The wind came at us hard, a blast of iodine and sea spray. Ferryboats raked across the channel, slicing the waves. A distant storm X-rayed the clouds. Thunder smacked the air.
I hugged my sister and smelled the tobacco in her hair. There was alcohol, probably vodka, on her breath. She gripped me tighter than I expected. It felt good, that hug, like I was suddenly feeling better after a chronic illness.
“Hey, drifter.” I smiled.
The corner of her mouth turned up. The wind brushed her hair and loosed a few blonde strands. She told me about her man, Carlo.
“I’m gonna leave that asshole,” she said. “He’s gone too far, this time.”
“You can always go back to Luxembourg.”
She nodded. “Yes, that’s my plan. I’m gonna wait a few days, and try to talk him into letting me go.” She tapped my shoulder and tried to smile. “You never liked him anyway.”
“Nobody likes people like that.”
She said, “I liked him for a while, but, well, things have changed. You should see what he’s trying to do now, it’s too fucking awful.”
“Not my field of expertise.” I waved my hand.
“OK. You always were a softie.” She mussed up my hair like I was her younger brother, when really I was older than her. She was twenty-eight and I was thirty-two. I didn’t like it when she hung out with Carlo. He didn’t always treat her well—everybody knew it. And I was glad that Sonia was finally starting to get it too.
We sat on a bench overlooking the mythical strait between Scylla and Charybdis. In the gusty air, sailboats jostled against one another in their moorings, dipping and snorting like horses at the start of a race. If I closed my eyes, I could almost see the steam rising from their bodies, hear their stamping hooves… I bowed my head, listening to the wind as it slapped the sails and set the ropes tapping against the masts, making tinny echoes. When I opened my eyes again, I saw Sonia’s oval-tipped fingernails, a shade of carmine, in need of care.

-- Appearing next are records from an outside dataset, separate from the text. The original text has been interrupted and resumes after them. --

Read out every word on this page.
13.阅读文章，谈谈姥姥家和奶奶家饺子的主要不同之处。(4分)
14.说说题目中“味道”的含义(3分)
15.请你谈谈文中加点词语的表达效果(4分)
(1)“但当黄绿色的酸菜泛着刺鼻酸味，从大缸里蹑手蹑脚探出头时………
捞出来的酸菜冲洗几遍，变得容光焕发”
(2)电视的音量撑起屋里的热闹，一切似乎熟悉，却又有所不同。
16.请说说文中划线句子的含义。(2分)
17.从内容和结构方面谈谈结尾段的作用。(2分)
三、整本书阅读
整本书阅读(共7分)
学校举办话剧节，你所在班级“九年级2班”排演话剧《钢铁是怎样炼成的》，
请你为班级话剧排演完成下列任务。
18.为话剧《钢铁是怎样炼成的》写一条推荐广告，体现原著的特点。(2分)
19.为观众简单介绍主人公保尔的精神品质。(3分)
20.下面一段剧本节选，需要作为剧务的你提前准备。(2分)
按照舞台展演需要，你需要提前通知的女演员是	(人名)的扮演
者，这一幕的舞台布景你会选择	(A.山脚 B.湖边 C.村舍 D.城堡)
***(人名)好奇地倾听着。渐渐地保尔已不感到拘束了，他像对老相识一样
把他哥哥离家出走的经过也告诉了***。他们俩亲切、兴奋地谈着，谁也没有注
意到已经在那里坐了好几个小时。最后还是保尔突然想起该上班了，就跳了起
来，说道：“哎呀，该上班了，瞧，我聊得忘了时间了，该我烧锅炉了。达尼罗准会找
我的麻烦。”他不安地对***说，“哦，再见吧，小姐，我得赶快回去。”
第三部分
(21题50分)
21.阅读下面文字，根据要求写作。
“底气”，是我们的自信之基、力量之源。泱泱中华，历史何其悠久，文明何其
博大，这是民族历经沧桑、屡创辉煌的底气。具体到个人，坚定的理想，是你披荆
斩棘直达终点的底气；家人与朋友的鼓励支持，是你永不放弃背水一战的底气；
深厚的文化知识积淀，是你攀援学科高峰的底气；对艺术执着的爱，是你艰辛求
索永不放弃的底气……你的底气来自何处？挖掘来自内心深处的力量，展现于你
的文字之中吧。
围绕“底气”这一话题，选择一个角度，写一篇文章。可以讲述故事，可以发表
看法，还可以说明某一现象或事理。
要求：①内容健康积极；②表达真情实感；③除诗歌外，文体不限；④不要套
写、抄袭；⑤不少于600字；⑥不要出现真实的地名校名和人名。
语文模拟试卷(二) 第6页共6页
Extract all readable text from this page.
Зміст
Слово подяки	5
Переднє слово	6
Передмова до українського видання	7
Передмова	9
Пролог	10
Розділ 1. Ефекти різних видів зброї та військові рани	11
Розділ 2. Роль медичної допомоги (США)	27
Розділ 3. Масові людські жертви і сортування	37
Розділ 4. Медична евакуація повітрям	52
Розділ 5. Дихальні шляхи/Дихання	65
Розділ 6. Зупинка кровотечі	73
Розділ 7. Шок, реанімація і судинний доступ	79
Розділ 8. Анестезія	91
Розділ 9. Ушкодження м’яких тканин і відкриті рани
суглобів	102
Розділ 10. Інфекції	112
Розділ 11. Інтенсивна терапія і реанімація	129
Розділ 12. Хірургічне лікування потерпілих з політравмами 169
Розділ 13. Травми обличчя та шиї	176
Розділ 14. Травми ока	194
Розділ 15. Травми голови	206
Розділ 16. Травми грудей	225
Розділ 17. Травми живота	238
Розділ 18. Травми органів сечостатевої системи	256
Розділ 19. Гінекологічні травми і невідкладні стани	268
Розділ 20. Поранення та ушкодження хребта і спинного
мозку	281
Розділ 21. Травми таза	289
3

“Do you want me to touch up your nails?” I asked.
“Not this time, Ally, thanks.” She spread her fingers out in front of her. “They don’t look so bad.”
“I could do a n
ice job.”
With trembling fingers she scratched open a pack of smokes, pulled out one, and tried to light it with a few thumbed revs of her lighter. The wind strangled the flame. She turned away from me, raised a hand to shroud the gas and sucked in her cheeks. Flick, flick. The smoke eventually bloomed around her lips. I shuddered when I heard the deep, prolonged rattling of her sickly cough.
“Doesn’t sound so good,” I said.
She tapped her chest. “Just a cold.” She nodded, and pulled on her cigarette.
“Is there anything I can do?” I asked.
“Don’t think so.”
I thought that she was making herself ill, and it was a thought that made my stomach ache. Sometimes it ached for a long time when I thought about her, and so I tried to start thinking about somebody else, but it was hard.
It struck me that my sister should have led a different life, away from Carlo and his gang. It was a thought that came to me often yet never came to her.
“Just tell me if I can do anything.” I stared at the sea. It was a deep, sparkling blue, darkening all the time due to the pall of black clouds encroaching across the sky.
“I can handle it,” she replied.
Which meant, as usual, he could handle her, any way he wanted.
We got up from the bench. The sky was totally overcast now. Rain started to fall, streaking the air in diagonal lines. I felt a pitter-patter on the back of my neck. I didn’t mind it too much. It was nice when it rained, though the humidity was hard to get used to. My shirt was clinging to me, and wouldn’t let go.
“When will I see you?” I asked.
“If I’m not on the boat, I’ll be back home, in Luxembourg. Will you come and see me?”
It was doubtful. I had to look after our father, something she refused to do. But he was old and ill, and there was nobody else. Not since mother died.
I said, “Just promise me you’ll look after yourself.”